Philipp Kohlschreiber: Ich werde Dienstag Vormittag nach London reisen, werde da ein Exhibition spielen und mich natürlich so gut wie möglich mit Matches vorbereiten. Ich denke, dass ich Donnerstag oder Freitag dann nach London, nach Wimbledon rüberfahre. Das ist ein kleiner Vorort in der Nähe von London im Stoke Park. Donnerstag oder Freitag dann ins ursprüngliche Hotel, dann nochmal ein paar Tage Training auf der Nebenanlage. Ich denke, dass ich dann sehr gut vorbereitet auch in Wimbledon starten werde.
Spielen Sie diesen Boodles Cup?
Philipp Kohlschreiber: Ja.
Wissen Sie schon gegen wen?
Philipp Kohlschreiber: Nein, habe ich keine Ahnung.
Es gibt nicht viele auf der Tour, die Ihren Aufschlag so variieren wie er zwischen 100 und 200. Ist das was, was es besonders schwer macht?
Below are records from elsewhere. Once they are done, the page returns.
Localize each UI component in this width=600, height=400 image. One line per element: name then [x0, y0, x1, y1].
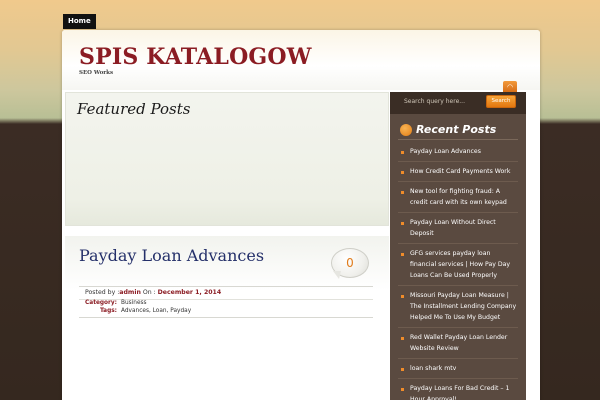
- recent-post-item[interactable]: Payday Loan Advances: [398, 142, 518, 162]
- top-navigation: Home: [63, 8, 96, 29]
- search-input[interactable]: [404, 96, 482, 108]
- square-bullet-icon: [401, 253, 404, 256]
- site-header: SPIS KATALOGOW SEO Works ◠: [62, 30, 540, 93]
- square-bullet-icon: [401, 388, 404, 391]
- post-author[interactable]: admin: [119, 289, 141, 296]
- recent-post-item[interactable]: Missouri Payday Loan Measure | The Insta…: [398, 286, 518, 328]
- recent-post-item[interactable]: How Credit Card Payments Work: [398, 162, 518, 182]
- recent-posts-header: Recent Posts: [398, 122, 518, 140]
- recent-post-item[interactable]: loan shark mtv: [398, 359, 518, 379]
- recent-posts-title: Recent Posts: [416, 123, 497, 136]
- site-description: SEO Works: [79, 70, 114, 76]
- search-button[interactable]: Search: [486, 95, 516, 108]
- orange-circle-icon: [400, 124, 412, 136]
- post-date: December 1, 2014: [157, 289, 222, 296]
- post-meta: Posted by :admin On : December 1, 2014: [85, 289, 221, 296]
- recent-post-item[interactable]: Payday Loan Without Direct Deposit: [398, 213, 518, 244]
- recent-post-item[interactable]: New tool for fighting fraud: A credit ca…: [398, 182, 518, 213]
- posted-by-label: Posted by :: [85, 289, 120, 296]
- featured-posts-box: Featured Posts: [65, 92, 389, 226]
- divider: [79, 286, 373, 287]
- on-label: On :: [140, 289, 158, 296]
- post-tags-row: Tags: Advances, Loan, Payday: [79, 308, 191, 314]
- post-title[interactable]: Payday Loan Advances: [79, 246, 264, 265]
- featured-posts-title: Featured Posts: [77, 100, 191, 118]
- tag-link[interactable]: Payday: [170, 308, 191, 314]
- tags-label: Tags:: [99, 308, 117, 314]
- nav-home-link[interactable]: Home: [63, 14, 96, 29]
- recent-post-item[interactable]: Payday Loans For Bad Credit – 1 Hour App…: [398, 379, 518, 400]
- main-content: Featured Posts Payday Loan Advances 0 Po…: [65, 92, 389, 400]
- page-wrapper: SPIS KATALOGOW SEO Works ◠ Featured Post…: [62, 30, 540, 400]
- recent-post-item[interactable]: GFG services payday loan financial servi…: [398, 244, 518, 286]
- square-bullet-icon: [401, 337, 404, 340]
- tag-link[interactable]: Loan: [153, 308, 167, 314]
- square-bullet-icon: [401, 222, 404, 225]
- category-label: Category:: [85, 300, 117, 306]
- recent-posts-list: Payday Loan Advances How Credit Card Pay…: [398, 142, 518, 400]
- divider: [79, 317, 373, 318]
- recent-post-item[interactable]: Red Wallet Payday Loan Lender Website Re…: [398, 328, 518, 359]
- site-title[interactable]: SPIS KATALOGOW: [79, 44, 312, 70]
- category-link[interactable]: Business: [121, 300, 147, 306]
- square-bullet-icon: [401, 191, 404, 194]
- square-bullet-icon: [401, 151, 404, 154]
- square-bullet-icon: [401, 171, 404, 174]
- bubble-tail: [333, 271, 341, 279]
- post-entry: Payday Loan Advances 0 Posted by :admin …: [65, 236, 389, 400]
- square-bullet-icon: [401, 295, 404, 298]
- search-bar: Search: [390, 92, 526, 114]
- square-bullet-icon: [401, 368, 404, 371]
- post-category-row: Category: Business: [79, 300, 147, 306]
- tag-link[interactable]: Advances: [121, 308, 149, 314]
- sidebar: Search Recent Posts Payday Loan Advances…: [390, 92, 526, 400]
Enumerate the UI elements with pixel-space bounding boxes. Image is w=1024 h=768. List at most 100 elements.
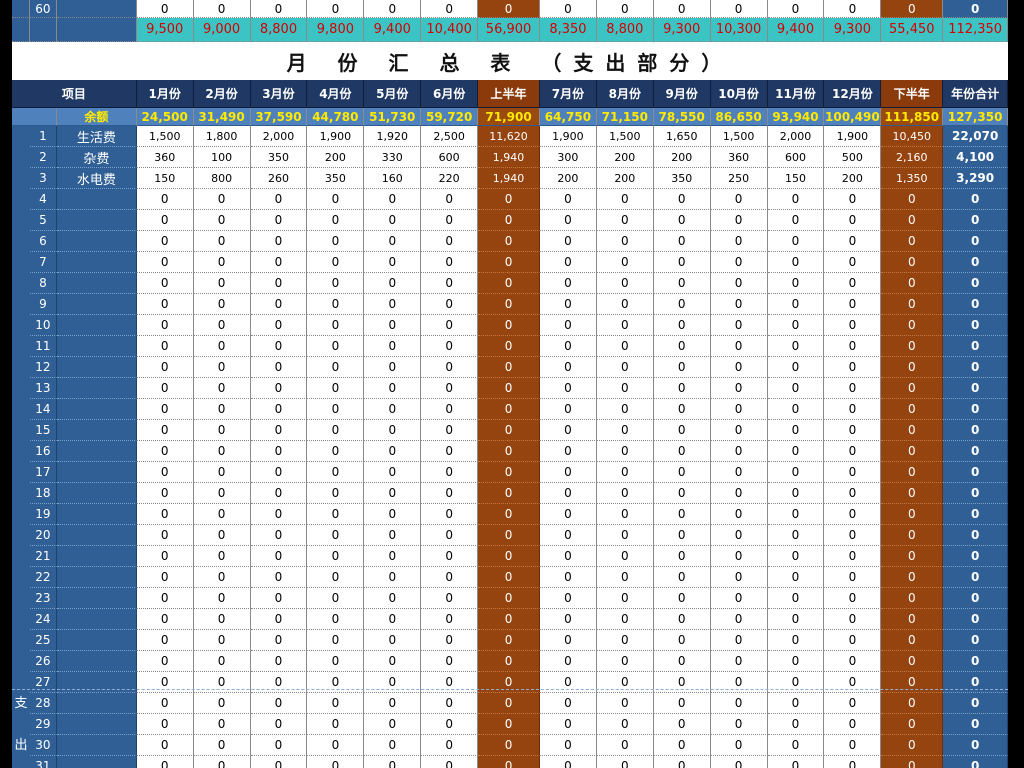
row-value-cell[interactable]: 0 (710, 357, 768, 378)
row-value-cell[interactable]: 0 (881, 756, 944, 768)
row-value-cell[interactable]: 0 (539, 420, 597, 441)
row-value-cell[interactable]: 0 (596, 273, 654, 294)
row-value-cell[interactable]: 0 (364, 357, 422, 378)
row-value-cell[interactable]: 0 (767, 294, 825, 315)
header-column[interactable]: 1月份 (136, 80, 194, 108)
row-value-cell[interactable]: 0 (710, 189, 768, 210)
row-value-cell[interactable]: 200 (307, 147, 365, 168)
prev-row60-cell[interactable]: 0 (307, 0, 365, 18)
row-value-cell[interactable]: 0 (943, 756, 1008, 768)
row-number[interactable]: 5 (29, 210, 57, 231)
row-value-cell[interactable]: 0 (653, 231, 711, 252)
row-value-cell[interactable]: 0 (596, 609, 654, 630)
row-value-cell[interactable]: 3,290 (943, 168, 1008, 189)
header-column[interactable]: 5月份 (364, 80, 422, 108)
row-value-cell[interactable]: 0 (943, 588, 1008, 609)
row-value-cell[interactable]: 0 (193, 588, 251, 609)
header-column[interactable]: 3月份 (250, 80, 308, 108)
prev-row60-cell[interactable]: 0 (767, 0, 825, 18)
row-value-cell[interactable]: 0 (364, 189, 422, 210)
prev-total-cell[interactable]: 9,300 (824, 18, 882, 42)
row-value-cell[interactable]: 0 (710, 630, 768, 651)
row-value-cell[interactable]: 0 (307, 294, 365, 315)
row-name[interactable] (56, 588, 137, 609)
row-value-cell[interactable]: 0 (364, 273, 422, 294)
prev-totals-name[interactable] (56, 18, 137, 42)
row-value-cell[interactable]: 0 (539, 336, 597, 357)
balance-cell[interactable]: 71,900 (478, 108, 540, 126)
row-value-cell[interactable]: 0 (596, 399, 654, 420)
row-name[interactable] (56, 357, 137, 378)
row-value-cell[interactable]: 0 (136, 210, 194, 231)
row-value-cell[interactable]: 0 (824, 546, 882, 567)
row-value-cell[interactable]: 0 (478, 525, 540, 546)
header-item[interactable]: 项目 (12, 80, 137, 108)
row-value-cell[interactable]: 1,500 (596, 126, 654, 147)
row-value-cell[interactable]: 0 (596, 336, 654, 357)
row-value-cell[interactable]: 0 (943, 315, 1008, 336)
row-value-cell[interactable]: 0 (767, 630, 825, 651)
row-value-cell[interactable]: 0 (307, 336, 365, 357)
row-value-cell[interactable]: 0 (881, 735, 944, 756)
prev-total-cell[interactable]: 9,000 (193, 18, 251, 42)
prev-row60-cell[interactable]: 0 (364, 0, 422, 18)
row-number[interactable]: 2 (29, 147, 57, 168)
row-value-cell[interactable]: 0 (478, 546, 540, 567)
row-value-cell[interactable]: 0 (478, 630, 540, 651)
row-name[interactable] (56, 420, 137, 441)
row-value-cell[interactable]: 0 (767, 735, 825, 756)
row-value-cell[interactable]: 0 (767, 756, 825, 768)
row-value-cell[interactable]: 0 (881, 252, 944, 273)
row-value-cell[interactable]: 0 (478, 609, 540, 630)
row-value-cell[interactable]: 0 (824, 735, 882, 756)
row-value-cell[interactable]: 0 (539, 630, 597, 651)
row-value-cell[interactable]: 0 (943, 735, 1008, 756)
row-number[interactable]: 25 (29, 630, 57, 651)
row-value-cell[interactable]: 0 (824, 315, 882, 336)
row-value-cell[interactable]: 0 (824, 567, 882, 588)
prev-total-cell[interactable]: 112,350 (943, 18, 1008, 42)
row-value-cell[interactable]: 0 (136, 714, 194, 735)
row-value-cell[interactable]: 0 (136, 651, 194, 672)
row-value-cell[interactable]: 0 (364, 336, 422, 357)
row-name[interactable]: 生活费 (56, 126, 137, 147)
row-value-cell[interactable]: 0 (824, 651, 882, 672)
row-value-cell[interactable]: 0 (364, 462, 422, 483)
row-number[interactable]: 12 (29, 357, 57, 378)
row-value-cell[interactable]: 0 (653, 441, 711, 462)
prev-row60-cell[interactable]: 0 (710, 0, 768, 18)
row-value-cell[interactable]: 0 (250, 588, 308, 609)
row-value-cell[interactable]: 0 (653, 609, 711, 630)
row-value-cell[interactable]: 0 (364, 294, 422, 315)
row-value-cell[interactable]: 0 (364, 504, 422, 525)
balance-cell[interactable]: 93,940 (767, 108, 825, 126)
row-value-cell[interactable]: 1,920 (364, 126, 422, 147)
row-value-cell[interactable]: 0 (364, 588, 422, 609)
row-value-cell[interactable]: 0 (307, 483, 365, 504)
row-value-cell[interactable]: 0 (653, 651, 711, 672)
row-value-cell[interactable]: 2,500 (421, 126, 479, 147)
row-name[interactable] (56, 441, 137, 462)
row-value-cell[interactable]: 10,450 (881, 126, 944, 147)
row-value-cell[interactable]: 1,800 (193, 126, 251, 147)
row-value-cell[interactable]: 0 (421, 252, 479, 273)
row-value-cell[interactable]: 0 (421, 210, 479, 231)
row-value-cell[interactable]: 0 (539, 189, 597, 210)
row-value-cell[interactable]: 0 (250, 714, 308, 735)
row-value-cell[interactable]: 0 (824, 399, 882, 420)
row-value-cell[interactable]: 0 (364, 693, 422, 714)
row-value-cell[interactable]: 0 (943, 525, 1008, 546)
row-value-cell[interactable]: 0 (421, 441, 479, 462)
row-value-cell[interactable]: 1,940 (478, 168, 540, 189)
row-value-cell[interactable]: 0 (478, 294, 540, 315)
prev-row-number[interactable]: 60 (29, 0, 57, 18)
row-value-cell[interactable]: 0 (710, 714, 768, 735)
row-value-cell[interactable]: 0 (478, 399, 540, 420)
prev-row60-cell[interactable]: 0 (881, 0, 944, 18)
row-value-cell[interactable]: 0 (193, 630, 251, 651)
row-value-cell[interactable]: 0 (250, 315, 308, 336)
row-name[interactable] (56, 378, 137, 399)
header-column[interactable]: 7月份 (539, 80, 597, 108)
row-value-cell[interactable]: 0 (653, 504, 711, 525)
row-value-cell[interactable]: 0 (136, 525, 194, 546)
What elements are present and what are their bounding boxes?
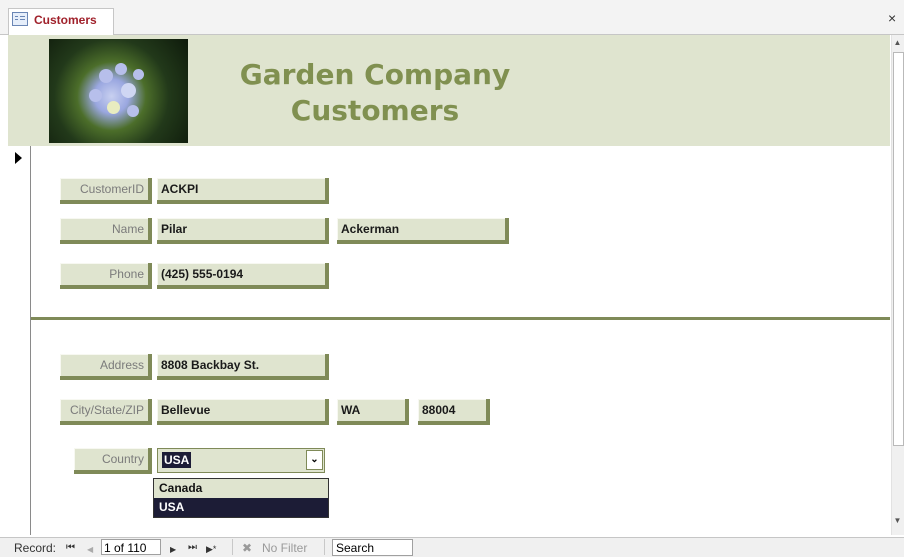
scrollbar-thumb[interactable] [893, 52, 904, 446]
close-icon[interactable]: × [888, 11, 896, 25]
section-divider [31, 317, 890, 320]
country-dropdown-list: Canada USA [153, 478, 329, 518]
search-input[interactable]: Search [332, 539, 413, 556]
photo-petal [115, 63, 127, 75]
new-record-icon[interactable]: ▶* [206, 541, 216, 557]
record-label: Record: [14, 541, 57, 555]
photo-petal [127, 105, 139, 117]
photo-petal [107, 101, 120, 114]
last-name-field[interactable]: Ackerman [337, 218, 509, 244]
dropdown-option-selected[interactable]: USA [154, 498, 328, 517]
name-label: Name [60, 218, 152, 244]
no-filter-button[interactable]: No Filter [262, 540, 307, 556]
address-label: Address [60, 354, 152, 380]
scroll-up-icon[interactable]: ▲ [892, 38, 903, 48]
filter-icon[interactable]: ✖ [242, 540, 252, 556]
tab-label: Customers [34, 13, 97, 27]
form-icon [12, 12, 28, 26]
phone-label: Phone [60, 263, 152, 289]
form-title: Garden Company [239, 58, 511, 91]
photo-petal [133, 69, 144, 80]
country-label: Country [74, 448, 152, 474]
photo-petal [89, 89, 102, 102]
chevron-down-icon[interactable]: ⌄ [306, 450, 323, 470]
record-position-input[interactable]: 1 of 110 [101, 539, 161, 555]
customerid-field[interactable]: ACKPI [157, 178, 329, 204]
first-name-field[interactable]: Pilar [157, 218, 329, 244]
tab-customers[interactable]: Customers [8, 8, 114, 35]
customerid-label: CustomerID [60, 178, 152, 204]
zip-field[interactable]: 88004 [418, 399, 490, 425]
photo-petal [121, 83, 136, 98]
address-field[interactable]: 8808 Backbay St. [157, 354, 329, 380]
hydrangea-photo [49, 39, 188, 143]
form-subtitle: Customers [290, 94, 460, 127]
record-navigation-bar: Record: ⏮ ◀ 1 of 110 ▶ ⏭ ▶* ✖ No Filter … [0, 537, 904, 557]
country-selected-value[interactable]: USA [162, 452, 192, 468]
city-state-zip-label: City/State/ZIP [60, 399, 152, 425]
phone-field[interactable]: (425) 555-0194 [157, 263, 329, 289]
record-selector[interactable] [8, 146, 31, 535]
photo-petal [99, 69, 113, 83]
document-tab-bar [0, 0, 904, 35]
current-record-arrow-icon [15, 152, 22, 164]
dropdown-option[interactable]: Canada [154, 479, 328, 498]
scroll-down-icon[interactable]: ▼ [892, 516, 903, 526]
nav-separator [324, 539, 325, 555]
city-field[interactable]: Bellevue [157, 399, 329, 425]
first-record-icon[interactable]: ⏮ [66, 540, 75, 556]
last-record-icon[interactable]: ⏭ [188, 540, 197, 556]
state-field[interactable]: WA [337, 399, 409, 425]
nav-separator [232, 539, 233, 555]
Philipp Kohlschreiber: Ich weiß nicht. Ich fand eigentlich, dass ich sehr gut in seinen Aufschlagspielen war. Ich habe mich eigentlich immer gut gefühlt. Es waren auch viele Ballwechsel, das muss ich vielleicht sagen, da habe ich es im ersten Satz sehr gut hinbekommen, dass ich wirklich mit der Höhe variiert habe. Und ich glaube einfach im zweiten und dritten Satz ist es mir dann nicht mehr so gut gelungen. Das Match hat dann ein flacheres Tempo angenommen und da war einfach in seiner Komfortzone. Und da bin ich dann zu selten raus. Ich habe glaube ich im ersten Satz sehr gut mit meinem Slice agiert, um dann wieder anzuziehen. Vielleicht habe ich das ein bisschen vernachlässigt. Solche Matches laufen dann vielleicht auch mal in eine Richtung. Man merkt es dann selber nicht. Wie gesagt, ich habe immer das Gefühl gehabt, ich bin immer dran. Aber schlussendlich hat er dann in dem Moment einen guten Aufschlag oder einen unangenehmen Spielzug vorbereitet und da hat es einfach auch mal gefehlt, dass er mir auch mal hilft, dass er mal einen Fehler macht. Er hat einfach sehr solide dann gespielt, das Risiko genommen und selber das Spiel gemacht. Da hätte ich vielleicht etwas Anderes machen müssen, aber es hat sich für mich immer richtig angefühlt, weil ich immer im Ballwechsel war und mich gut gefühlt habe.